To evaluate this hypothesis, Dr. Creutzig and a team of researchers initiated a trial to determine if L-DNR at intensified dosages in child and adolescent patients would improve their outcomes without added treatment-related acute and long-term cardiotoxicity. Between 2004 and 2010, 521 patients under 18 years of age were randomly assigned to treatment with either L-DNR or idarubicin induction therapy. Patients treated with L-DNR received a higher dose (80 mg/m²/day/x3) than the equivalent dose of idarubicin (12 mg/m²/day/x3) during induction. Both groups also received additional treatment with cytarabine and etoposide. High-risk patients (defined roughly as those who were not in the favorable cytogenetic group) also received supplemental treatment with a chemotherapeutic agent (2-CDA) after the induction period. Additional cycles of maintenance treatment were administered to all participants, excluding those who received a stem cell transplant.
After a five-year observational period, researchers noted similar results in both treatment arms (76% overall survival in the L-DNR group vs. 75% in the idarubicin group). The probability of event-free survival (or pEFS) was also similar in the L-DNR (59%) and idarubicin groups (53%), as were pEFS results for standard risk (72% for L-DNR vs. 68% for idarubin) and high-risk patients (51% vs. 46%, respectively).
Overall, treatment with this intensified induction regimen had a similar safety and tolerability profile to the traditional idarubicin dose. Treatment-related mortality was lower in the L-DNR group than in the idarubicin group (2/257 vs. 10/264 patients), and there were no unusual or persistent toxicities seen when compared with previous related trials. The team observed generally low rates of cardiotoxicities across the treatment groups in the study, though fewer events were reported among the L-DNR treated patients than the idarubicin-treated patients. In the L-DNR group, there were four reports of severe acute cardiotoxicities, such as functional impairment, versus five events in the idarubicin group. There was a single patient reported to have late cardiotoxicity during follow-up in the L-DNR group, as compared with three patients in the idarubicin treatment group.

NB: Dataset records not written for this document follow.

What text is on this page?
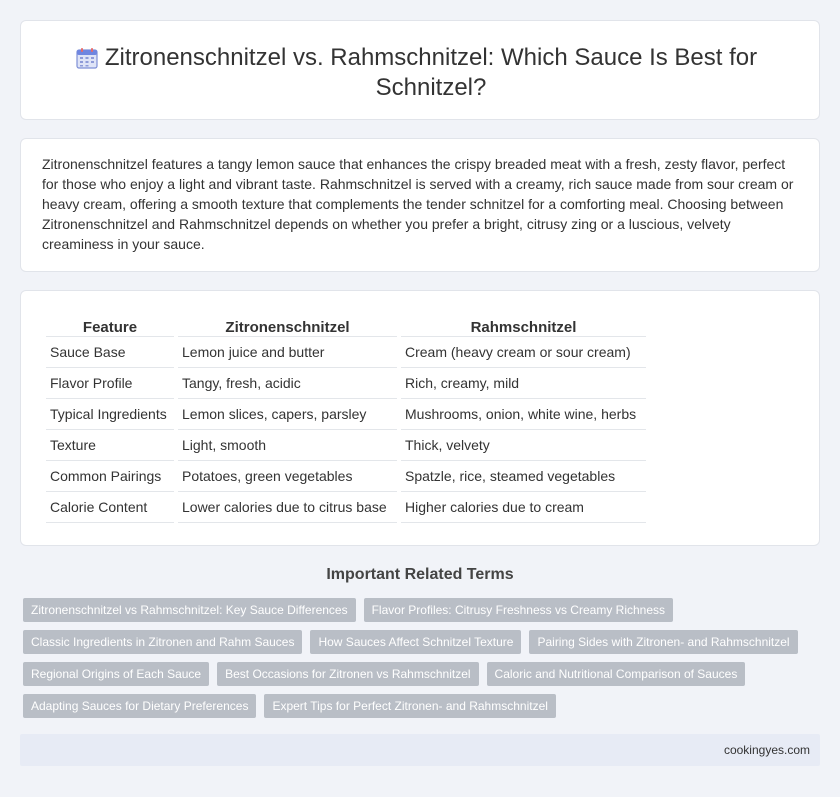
Zitronenschnitzel vs. Rahmschnitzel: Which Sauce Is Best for Schnitzel?

Zitronenschnitzel features a tangy lemon sauce that enhances the crispy breaded meat with a fresh, zesty flavor, perfect for those who enjoy a light and vibrant taste. Rahmschnitzel is served with a creamy, rich sauce made from sour cream or heavy cream, offering a smooth texture that complements the tender schnitzel for a comforting meal. Choosing between Zitronenschnitzel and Rahmschnitzel depends on whether you prefer a bright, citrusy zing or a luscious, velvety creaminess in your sauce.

Feature	Zitronenschnitzel	Rahmschnitzel
Sauce Base	Lemon juice and butter	Cream (heavy cream or sour cream)
Flavor Profile	Tangy, fresh, acidic	Rich, creamy, mild
Typical Ingredients	Lemon slices, capers, parsley	Mushrooms, onion, white wine, herbs
Texture	Light, smooth	Thick, velvety
Common Pairings	Potatoes, green vegetables	Spatzle, rice, steamed vegetables
Calorie Content	Lower calories due to citrus base	Higher calories due to cream
Important Related Terms
Zitronenschnitzel vs Rahmschnitzel: Key Sauce Differences	Flavor Profiles: Citrusy Freshness vs Creamy Richness
Classic Ingredients in Zitronen and Rahm Sauces	How Sauces Affect Schnitzel Texture	Pairing Sides with Zitronen- and Rahmschnitzel
Regional Origins of Each Sauce	Best Occasions for Zitronen vs Rahmschnitzel	Caloric and Nutritional Comparison of Sauces
Adapting Sauces for Dietary Preferences	Expert Tips for Perfect Zitronen- and Rahmschnitzel
cookingyes.com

“These findings signal an important step forward in our goal to identify treatments that can give pediatric patients the best chance for long-term survival with minimal toxic side effects, and we believe the approach could have a number of extended applications. For example, this treatment formulation may be appropriate to use in adults or elderly patients to reduce the toxicity profile, or it may be of value for other malignant diseases in both children and adults,” said Dr. Creutzig. “We look forward to further investigating L-DNR as the standard anthracycline induction treatment in future studies.”